Care for Feet and Ankles
Forty-seven percent of Americans suffer from a foot ailment, but only 26 percent have actually seen a podiatrist, according to the American Podiatric Medical Association.
Podiatry is an area of medicine involved in diagnosing and treating conditions of the foot and ankle. A podiatrist is a doctor of podiatric medicine (DPM) who completes four years of training in a podiatric medical school, and then spends three years as a resident in a hospital. A podiatrist is different from an orthopedist, who is a medical doctor (MD) or an osteopathic physician (DO), with training in all of the body's bones and joints. Both types of specialists are able to perform surgery and are well trained in their respective specialties.
Podiatrists at Texoma Medical Center recognize how foot and ankle conditions can impact daily activities, so they use non-surgical and surgical techniques to help patients regain pain-free mobility and promote better podiatric health.
Podiatry Services at TMC
Some of the services offered by podiatrists at TMC include:
Bunion care — A bunion is a large lump on the joint at the base of the big toe that results from changes in alignment of bones of the front part of the foot. Bunions can cause extreme pain if left untreated because the joint carries much of the body's weight while walking. Treatment options vary with each bunion, and podiatrists will work with each patient to come up with a plan; surgery is usually the last option and podiatrists encourage patients to make footwear and other changes to avoid surgery. The primary goal of most early treatment options is to relieve pressure on the bunion and halt the progression of the joint deformity.
Diabetic foot care — Because of poor circulation and nerve damage to the feet, those with diabetes are more likely to develop wounds and infections even from a minor foot injury. Diabetic foot infections and wounds don’t typically hurt, but they can often be unrecognized by the patient because of decreased or absent sensation in the foot. When left untreated, they can lead to infection, gangrene and lower limb amputation. For this reason, people with diabetes should treat their feet with special care.
With proper care, diabetic foot wounds can generally heal themselves.
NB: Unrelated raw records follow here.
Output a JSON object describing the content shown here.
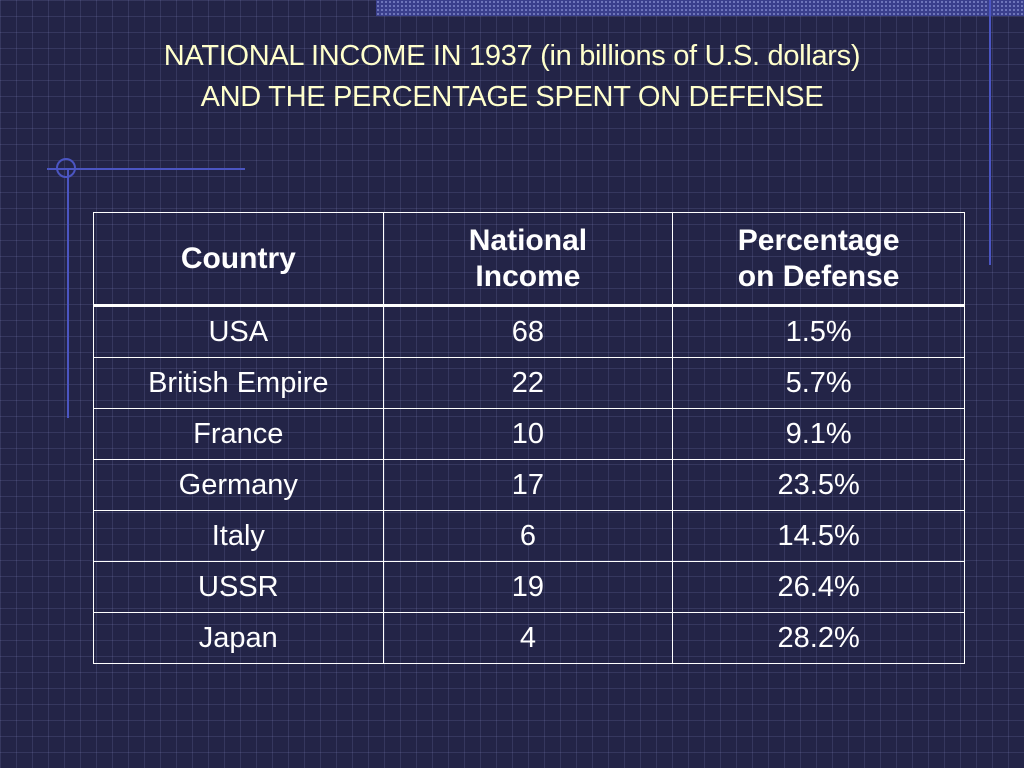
{
  "slide": {
    "title_line1": "NATIONAL INCOME IN 1937 (in billions of U.S. dollars)",
    "title_line2": "AND THE PERCENTAGE SPENT ON DEFENSE"
  },
  "table": {
    "headers": [
      {
        "line1": "Country",
        "line2": ""
      },
      {
        "line1": "National",
        "line2": "Income"
      },
      {
        "line1": "Percentage",
        "line2": "on Defense"
      }
    ],
    "rows": [
      {
        "country": "USA",
        "income": "68",
        "defense": "1.5%"
      },
      {
        "country": "British Empire",
        "income": "22",
        "defense": "5.7%"
      },
      {
        "country": "France",
        "income": "10",
        "defense": "9.1%"
      },
      {
        "country": "Germany",
        "income": "17",
        "defense": "23.5%"
      },
      {
        "country": "Italy",
        "income": "6",
        "defense": "14.5%"
      },
      {
        "country": "USSR",
        "income": "19",
        "defense": "26.4%"
      },
      {
        "country": "Japan",
        "income": "4",
        "defense": "28.2%"
      }
    ]
  },
  "colors": {
    "background": "#232447",
    "title_text": "#ffffcc",
    "table_text": "#ffffff",
    "accent_lines": "#4b55c2"
  }
}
Once the wounds are healed, action must be taken to prevent wounds from recurring. Diabetics are also prone to having blockages in the lower leg arteries causing inadequate blood flow to the legs and feet. Improving blood flow will help non-healing wounds due to arterial insufficiency. Treatment options include balloon angioplasty or leg bypass surgery around the blockage. Learn more about wound care at TMC >
Flatfoot reconstruction — As the name implies, flatfoot is a flattening of the arch of the foot. It can occur if the arches do not develop in childhood, from injury or aging. While some with flatfeet can benefit from shoe supports and stretching, others may require surgery to realign the affected foot joints.
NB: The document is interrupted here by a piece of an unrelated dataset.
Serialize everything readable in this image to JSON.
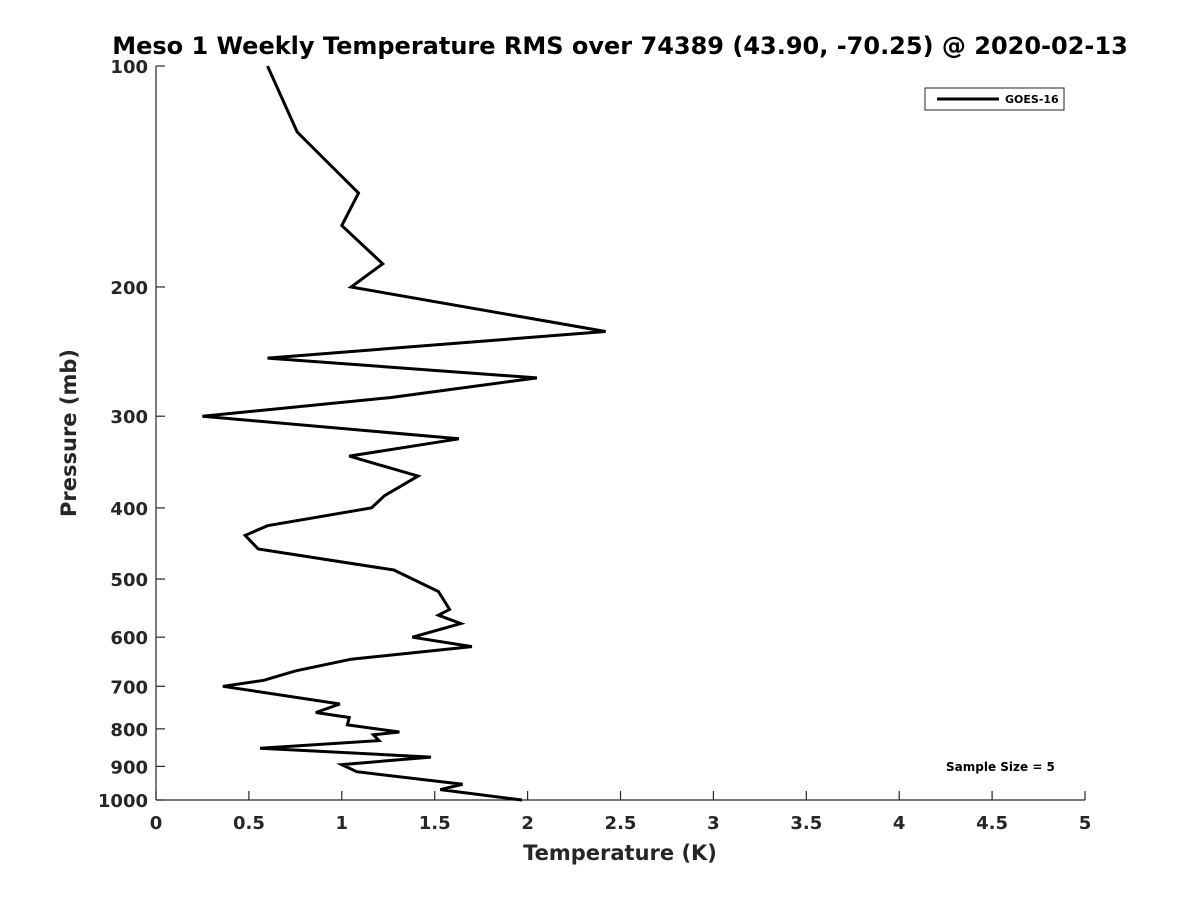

Foot and ankle reconstruction — Focuses on surgical and non-surgical treatments for patients who have experienced foot and ankle injuries, have post-traumatic arthritis, or foot and ankle deformities. Learn about TMC's first total ankle replacement surgery >
Hammertoe care — A contracted or “crooked” toe, which may have resulted from previous trauma or from an imbalance in the muscles or tendons, is called a hammertoe. Hammertoes may be aggravated by shoes that don’t fit properly. A hammertoe may also result if a toe is too long and is forced into a cramped position when a tight shoe is worn. The condition may also be hereditary. Treatment options vary with the type and severity of each hammertoe. Podiatrists work with patients to make footwear and other changes as early on in treatment as possible to avoid surgery. If surgery is needed, podiatrists with a specialty in surgery can remove the tiny bone that is prominent and restore the toe joint to normal alignment, which often relieves pain. Severe hammertoes may require more complex surgical procedures.
Plantar Fasciitis care — Plantar fasciitis is an inflammation of the band of tissue (the plantar fascia) that extends from the heel to the toes. The fascia first becomes irritated and then inflamed, resulting in heel pain. People who have problems with their arches, either because of flat feet or high-arched feet, are more prone to developing plantar fasciitis. Treatments include pain relievers (non-steroidal anti-inflammatory drugs such as ibuprofen), physical therapy and over-the-counter or custom-fitted arch supports (orthotics) to help distribute pressure more evenly across the feet.
Tarsal Tunnel Syndrome — Tarsal tunnel syndrome is a squeezing on the posterior tibial nerve that runs from the inside of the ankle into the foot. It's similar to carpal tunnel syndrome in the wrist and can cause tingling, burning or numbness in the area. While tarsal tunnel syndrome can be treated with medication, orthotic devices and physical therapy, sometimes surgery can be the best option to release the compression on the posterior tibial nerve.